Le secrétaire d’État américain Marco Rubio a réitéré le rejet par son pays de toute tentative visant à accorder à l’Iran le droit de contrôler le détroit d’Ormuz ou d’imposer des conditions à la navigation à l’intérieur de celui-ci, soulignant que Washington ne peut accepter la légitimation d’une situation dans laquelle Téhéran contrôle une voie navigable internationale vitale.
Dans une interview accordée à Fox News, M. Rubio a déclaré qu’il était inacceptable d’autoriser un système dans lequel l’Iran décide qui peut emprunter cette voie maritime internationale et s’il doit payer pour cela, une référence apparente au détroit d’Ormuz, par lequel transite une grande partie de l’approvisionnement mondial en énergie.
Le responsable américain a appelé la communauté internationale à s’unir contre ce qu’il a décrit comme la menace iranienne en soutenant des sanctions fortes qui paralyseraient le régime de Téhéran, ainsi qu’en adoptant d’autres outils de pression pour l’inciter à faire des concessions.
Ce qui se passe en Iran doit être considéré comme une menace directe pour la paix et la stabilité mondiales, a-t-il déclaré, ajoutant que cette question devait être traitée de manière globale et décisive.

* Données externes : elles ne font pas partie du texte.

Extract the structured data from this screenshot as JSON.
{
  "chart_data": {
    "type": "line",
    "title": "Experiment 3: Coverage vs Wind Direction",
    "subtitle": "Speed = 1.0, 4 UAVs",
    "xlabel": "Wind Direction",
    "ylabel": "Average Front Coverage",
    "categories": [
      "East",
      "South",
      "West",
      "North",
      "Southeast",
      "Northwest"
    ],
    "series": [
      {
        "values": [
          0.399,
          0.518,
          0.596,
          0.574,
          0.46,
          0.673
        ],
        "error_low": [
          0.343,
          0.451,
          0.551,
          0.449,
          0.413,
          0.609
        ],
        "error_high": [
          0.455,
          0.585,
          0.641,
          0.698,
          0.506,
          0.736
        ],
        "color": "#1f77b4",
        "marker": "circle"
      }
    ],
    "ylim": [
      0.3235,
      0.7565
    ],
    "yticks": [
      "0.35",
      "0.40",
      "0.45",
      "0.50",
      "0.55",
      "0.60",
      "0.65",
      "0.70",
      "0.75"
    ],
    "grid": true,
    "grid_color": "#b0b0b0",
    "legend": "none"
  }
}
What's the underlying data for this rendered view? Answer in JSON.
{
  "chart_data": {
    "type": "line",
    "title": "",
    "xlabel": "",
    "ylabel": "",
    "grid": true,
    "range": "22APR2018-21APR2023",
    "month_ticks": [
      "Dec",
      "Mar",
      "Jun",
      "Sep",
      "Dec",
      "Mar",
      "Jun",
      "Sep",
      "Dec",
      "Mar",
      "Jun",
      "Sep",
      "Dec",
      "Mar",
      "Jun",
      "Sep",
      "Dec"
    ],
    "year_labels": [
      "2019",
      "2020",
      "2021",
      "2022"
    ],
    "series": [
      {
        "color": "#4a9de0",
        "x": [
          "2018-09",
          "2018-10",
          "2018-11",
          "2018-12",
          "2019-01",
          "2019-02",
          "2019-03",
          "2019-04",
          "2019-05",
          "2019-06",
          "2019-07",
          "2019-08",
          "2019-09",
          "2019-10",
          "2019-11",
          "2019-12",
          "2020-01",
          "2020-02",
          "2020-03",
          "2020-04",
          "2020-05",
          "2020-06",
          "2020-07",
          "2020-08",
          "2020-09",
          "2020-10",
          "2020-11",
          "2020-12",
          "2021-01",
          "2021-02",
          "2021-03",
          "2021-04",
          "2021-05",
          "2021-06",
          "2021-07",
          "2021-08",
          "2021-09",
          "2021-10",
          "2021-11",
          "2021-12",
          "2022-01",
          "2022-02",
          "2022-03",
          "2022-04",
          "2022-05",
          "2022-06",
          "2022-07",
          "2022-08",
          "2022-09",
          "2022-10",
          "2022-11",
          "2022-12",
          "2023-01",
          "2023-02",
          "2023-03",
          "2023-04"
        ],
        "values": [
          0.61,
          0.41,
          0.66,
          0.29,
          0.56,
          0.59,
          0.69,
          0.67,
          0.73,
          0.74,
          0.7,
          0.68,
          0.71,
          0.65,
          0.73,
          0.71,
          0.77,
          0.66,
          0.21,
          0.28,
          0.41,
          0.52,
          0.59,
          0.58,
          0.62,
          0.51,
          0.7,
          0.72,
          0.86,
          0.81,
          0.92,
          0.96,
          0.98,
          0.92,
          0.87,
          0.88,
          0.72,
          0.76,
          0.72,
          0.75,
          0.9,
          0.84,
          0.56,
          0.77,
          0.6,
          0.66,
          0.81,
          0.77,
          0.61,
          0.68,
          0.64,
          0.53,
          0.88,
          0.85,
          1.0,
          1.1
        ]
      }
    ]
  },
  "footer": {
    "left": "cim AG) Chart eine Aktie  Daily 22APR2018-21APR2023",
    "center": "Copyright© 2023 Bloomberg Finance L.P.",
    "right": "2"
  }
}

En ce qui concerne le processus de négociation, M. Rubio a déclaré que la partie iranienne semble vouloir sortir de la crise dans laquelle elle se trouve, mais il a noté que Téhéran essaie de manœuvrer et de gagner du temps au cours des pourparlers.
Les Iraniens ont une expérience considérable en matière de négociation, a-t-il déclaré, mais la priorité pour les États-Unis reste de garantir un accord qui les empêche d’acquérir ou d’utiliser une arme nucléaire.
Cela intervient après que le président américain Donald Trump a annoncé samedi dernier l’annulation d’une visite prévue de ses émissaires Steve Witkoff et Jared Kushner à Islamabad, où ils étaient censés participer à un nouveau cycle de négociations avec l’Iran, dans le cadre des efforts visant à contenir l’escalade des tensions au Moyen-Orient.
M. Trump a également parlé de la confusion et des conflits internes au sein de la direction iranienne, affirmant que cet état de division rend difficile, même pour les Iraniens eux-mêmes, de déterminer qui est en charge.